Após os acontecimentos do primeiro filme, Evelyn, Regan e Marcus precisam seguir sua jornada pela sobrevivência. O perigo representado pelas selvagens criaturas que caçam a partir da audição já é conhecido e assustador o suficiente, mas não é o único que a família Abbott precisa enfrentar.

(© Paramount Pictures / Divulgação)

A direção de John Krasinski mantém a solidez do primeiro longa, sem adições de destaque. Tecnicamente, seu filme é tão bom quanto o primeiro. No visual, a caracterização das personagens é bastante verossímil. Elas andam descalças, portanto seus pés estão sujos – no caso de Evelyn, um pé está com curativo, referência a uma cena da obra de 2018, cena que é repetida (com pequenas diferenças, mas o mesmo funcionamento), porém sem o mesmo impacto agora. Suas roupas também estão sujas, já que não há tempo para luxos como banho e limpeza. Os cenários são variados, sempre prevalecendo uma paleta de cores escurecidas para transmitir a sensação de degradação e (pelo) abandono.

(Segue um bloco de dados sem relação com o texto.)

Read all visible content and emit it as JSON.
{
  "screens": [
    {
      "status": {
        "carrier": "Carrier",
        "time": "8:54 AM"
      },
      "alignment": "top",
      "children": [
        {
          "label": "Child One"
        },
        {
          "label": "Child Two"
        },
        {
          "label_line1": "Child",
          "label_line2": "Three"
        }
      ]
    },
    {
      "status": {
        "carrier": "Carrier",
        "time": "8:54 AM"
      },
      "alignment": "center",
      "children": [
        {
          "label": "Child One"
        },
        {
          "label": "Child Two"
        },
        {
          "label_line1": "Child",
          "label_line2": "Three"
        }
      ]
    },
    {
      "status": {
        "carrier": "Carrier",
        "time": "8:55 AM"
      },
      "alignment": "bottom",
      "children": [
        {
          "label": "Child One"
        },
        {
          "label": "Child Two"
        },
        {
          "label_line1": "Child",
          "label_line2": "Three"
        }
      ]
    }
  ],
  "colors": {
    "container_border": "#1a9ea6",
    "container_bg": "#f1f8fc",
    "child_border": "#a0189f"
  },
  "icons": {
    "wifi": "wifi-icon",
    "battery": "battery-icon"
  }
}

Novamente, o som é o que mais chama a atenção, contudo a ausência de originalidade reduz o brilho do design de som. O trabalho não é ruim, mas não traz nenhuma novidade. A trilha musical instrumental é muito boa e a canção “Beyond the sea” traduz uma forma sagaz do emprego de uma música para fins narrativos. O esmero na mixagem de som é notório, sobretudo quando os ruídos (ou sua ausência) saem da subjetividade diegética e passam para o espectador – é o que ocorre, por exemplo, quando Regan coloca fones de ouvido em Marcus, ou quando ela fica sem seu aparelho auditivo.

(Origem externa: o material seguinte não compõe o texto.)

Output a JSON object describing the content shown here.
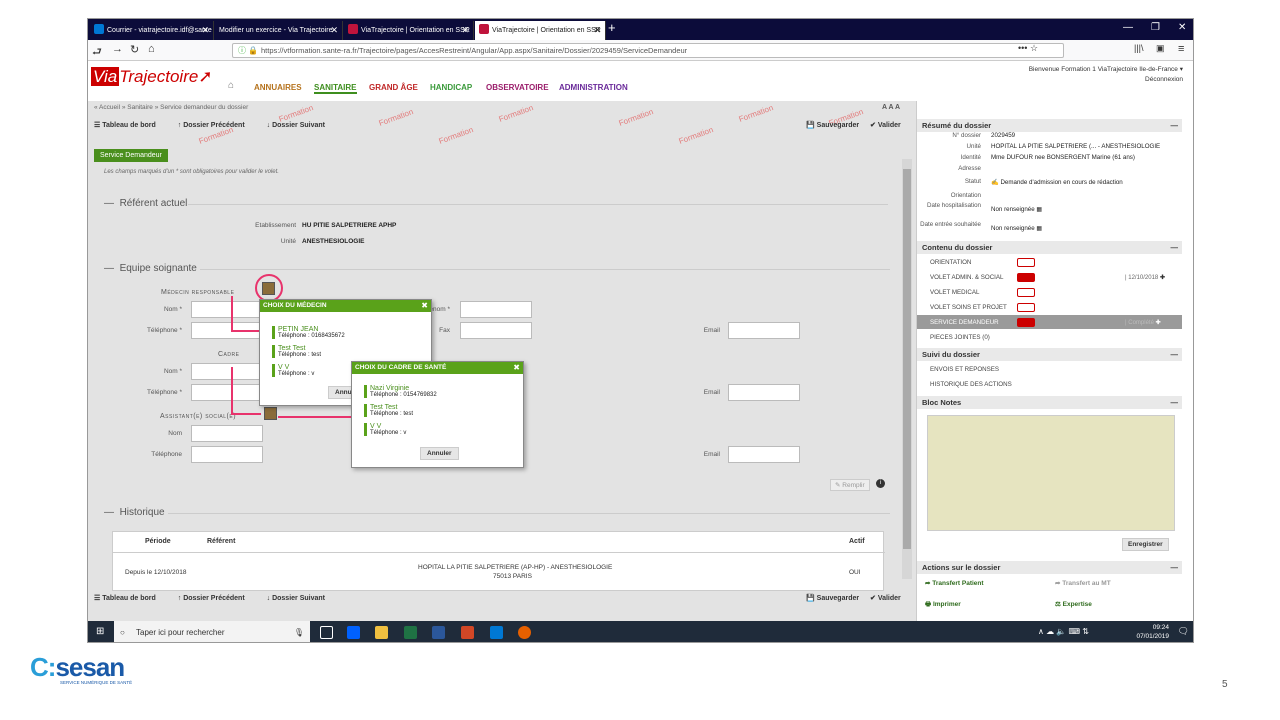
{
  "browser": {
    "tabs": [
      {
        "label": "Courrier - viatrajectoire.idf@sante",
        "active": false,
        "color": "#0078d4"
      },
      {
        "label": "Modifier un exercice - Via Trajectoire",
        "active": false,
        "color": "#555555"
      },
      {
        "label": "ViaTrajectoire | Orientation en SSR",
        "active": false,
        "color": "#c0143c"
      },
      {
        "label": "ViaTrajectoire | Orientation en SSR",
        "active": true,
        "color": "#c0143c"
      }
    ],
    "url": "https://vtformation.sante-ra.fr/Trajectoire/pages/AccesRestreint/Angular/App.aspx/Sanitaire/Dossier/2029459/ServiceDemandeur"
  },
  "app": {
    "menu": [
      {
        "label": "ANNUAIRES",
        "color": "#b5721c"
      },
      {
        "label": "SANITAIRE",
        "color": "#3e8e1e"
      },
      {
        "label": "GRAND ÂGE",
        "color": "#c02828"
      },
      {
        "label": "HANDICAP",
        "color": "#3a9a3a"
      },
      {
        "label": "OBSERVATOIRE",
        "color": "#9a1c6a"
      },
      {
        "label": "ADMINISTRATION",
        "color": "#6a2a9a"
      }
    ],
    "user_line": "Bienvenue Formation 1 ViaTrajectoire Ile-de-France",
    "logout": "Déconnexion",
    "breadcrumb": "« Accueil » Sanitaire » Service demandeur du dossier",
    "text_size": "A A A",
    "watermark": "Formation"
  },
  "toolbar": {
    "tableau": "Tableau de bord",
    "precedent": "Dossier Précédent",
    "suivant": "Dossier Suivant",
    "sauvegarder": "Sauvegarder",
    "valider": "Valider"
  },
  "form": {
    "tab": "Service Demandeur",
    "note": "Les champs marqués d'un * sont obligatoires pour valider le volet.",
    "referent_title": "Référent actuel",
    "etab_label": "Etablissement",
    "etab_value": "HU PITIE SALPETRIERE APHP",
    "unite_label": "Unité",
    "unite_value": "ANESTHESIOLOGIE",
    "equipe_title": "Equipe soignante",
    "medecin_label": "Médecin responsable",
    "cadre_label": "Cadre",
    "assistant_label": "Assistant(e) social(e)",
    "nom_req": "Nom *",
    "tel_req": "Téléphone *",
    "nom": "Nom",
    "tel": "Téléphone",
    "prenom_req": "Prénom *",
    "fax": "Fax",
    "email": "Email",
    "remplir": "Remplir",
    "historique_title": "Historique",
    "hist_headers": [
      "Période",
      "Référent",
      "Actif"
    ],
    "hist_row": {
      "periode": "Depuis le 12/10/2018",
      "referent": "HOPITAL LA PITIE SALPETRIERE (AP-HP) - ANESTHESIOLOGIE",
      "ville": "75013 PARIS",
      "actif": "OUI"
    }
  },
  "popup_medecin": {
    "title": "CHOIX DU MÉDECIN",
    "items": [
      {
        "name": "PETIN JEAN",
        "tel": "Téléphone : 0168435672"
      },
      {
        "name": "Test Test",
        "tel": "Téléphone : test"
      },
      {
        "name": "V V",
        "tel": "Téléphone : v"
      }
    ],
    "cancel": "Annuler"
  },
  "popup_cadre": {
    "title": "CHOIX DU CADRE DE SANTÉ",
    "items": [
      {
        "name": "Nazi Virginie",
        "tel": "Téléphone : 0154769832"
      },
      {
        "name": "Test Test",
        "tel": "Téléphone : test"
      },
      {
        "name": "V V",
        "tel": "Téléphone : v"
      }
    ],
    "cancel": "Annuler"
  },
  "resume": {
    "title": "Résumé du dossier",
    "rows": [
      {
        "k": "N° dossier",
        "v": "2029459"
      },
      {
        "k": "Unité",
        "v": "HOPITAL LA PITIE SALPETRIERE (... - ANESTHESIOLOGIE"
      },
      {
        "k": "Identité",
        "v": "Mme DUFOUR nee BONSERGENT Marine (61 ans)"
      },
      {
        "k": "Adresse",
        "v": ""
      },
      {
        "k": "Statut",
        "v": "Demande d'admission en cours de rédaction"
      },
      {
        "k": "Orientation",
        "v": ""
      },
      {
        "k": "Date hospitalisation",
        "v": "Non renseignée"
      },
      {
        "k": "Date entrée souhaitée",
        "v": "Non renseignée"
      }
    ]
  },
  "contenu": {
    "title": "Contenu du dossier",
    "items": [
      "ORIENTATION",
      "VOLET ADMIN. & SOCIAL",
      "VOLET MEDICAL",
      "VOLET SOINS ET PROJET",
      "SERVICE DEMANDEUR",
      "PIECES JOINTES (0)"
    ],
    "date": "12/10/2018",
    "complete": "Complété"
  },
  "suivi": {
    "title": "Suivi du dossier",
    "items": [
      "ENVOIS ET REPONSES",
      "HISTORIQUE DES ACTIONS"
    ]
  },
  "bloc": {
    "title": "Bloc Notes",
    "save": "Enregistrer"
  },
  "actions": {
    "title": "Actions sur le dossier",
    "transfert": "Transfert Patient",
    "transfert_mt": "Transfert au MT",
    "imprimer": "Imprimer",
    "expertise": "Expertise"
  },
  "taskbar": {
    "search": "Taper ici pour rechercher",
    "time": "09:24",
    "date": "07/01/2019"
  },
  "slide": {
    "logo_main": "sesan",
    "logo_sub": "SERVICE NUMÉRIQUE DE SANTÉ",
    "page": "5"
  }
}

A montagem é outro quesito técnico que ratifica o bom trabalho de Krasinski na direção. O clímax tem uma ascensão rítmica tão boa que, associada à montagem paralela, elastece a tensão que as cenas isoladas já teriam. Por outro lado, no roteiro o cineasta deixa a desejar – fato já percebido na primeira parte. É verdade que seu filme não dá muita folga para as personagens, sendo carregado de ação e suspense, mas não é menos verdade que a ousadia do primeiro (ao matar Lee) não marca presença. De certa forma, até mesmo o maior clichê do terror, a separação das personagens (que, juntas, seriam mais fortes), é usada como ferramenta narrativa (o que a montagem, como dito, aproveita como uma virtude do filme).

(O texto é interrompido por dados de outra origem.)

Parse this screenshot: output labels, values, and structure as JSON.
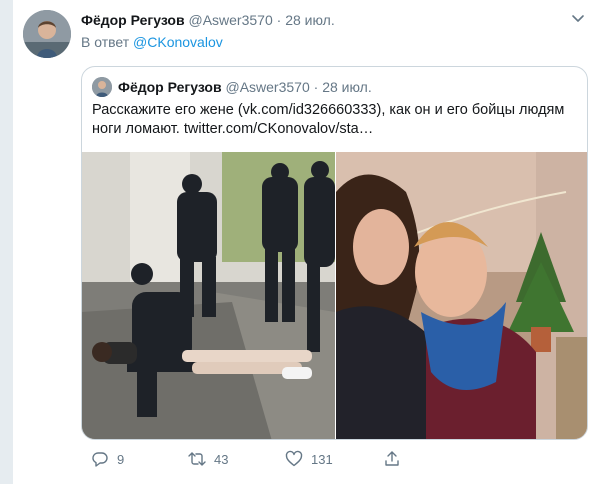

O longo prólogo do filme serve a um propósito claro – fornecendo uma resposta a uma pergunta que jamais foi formulada -, mas encanta pela adrenalina injetada. A sequência talvez seja longa demais, porém funciona adequadamente como recapitulação, ambientação e apavoramento. No que se refere ao medo, o melhor trabalho em cena é o de Noah Jupe, mostrando que o temor (a contração do corpo) de uma bola não se compara ao pânico (expressão de pavor, olhos esbugalhados etc.) do enfrentamento do risco de morte. Millicent Simmonds está em seu oposto em termos de atitude (a coragem mostrada no primeiro filme é potencializada aqui), colocando Regan em posição protagonista (e ela está ainda melhor que antes). Emily Blunt tem participação discreta quando comparada às crianças, o papel de Evelyn é bem menos desafiador que em 2018. Cillian Murphy aparece distante da elegância da maioria de seus papéis, a ambiguidade de Emmett é promissora, mas decepcionante quando se percebe que ele é ofuscado pela criança com quem contracena.

De todo modo, “Um lugar silencioso – parte II” é uma produção de 2020, planejada para ser lançada nos cinemas naquele ano, mas que estreia apenas em 2021 em razão do fechamento prolongado dos cinemas por força da pandemia de covid-19. A pandemia fez com que estabelecimentos de aglomeração de pessoas fechassem e fez com que multidões ficassem em suas casas para não correr o risco de contrair o coronavírus. Em 2018, quando lançada a primeira parte, uma restrição sonora imposta às personagens para sua sobrevivência parecia muito além do razoável. Em 2021, após uma experiência (por parte do público) de restrição de certas liberdades também pela sobrevivência, a segunda parte parece menos surreal (inclusive pelo atraso da estreia, uma triste rima entre ficção e realidade). No filme, a limitação de liberdades por um bem maior (a vida) é algo óbvio. Na vida real, lamentavelmente, nem tanto.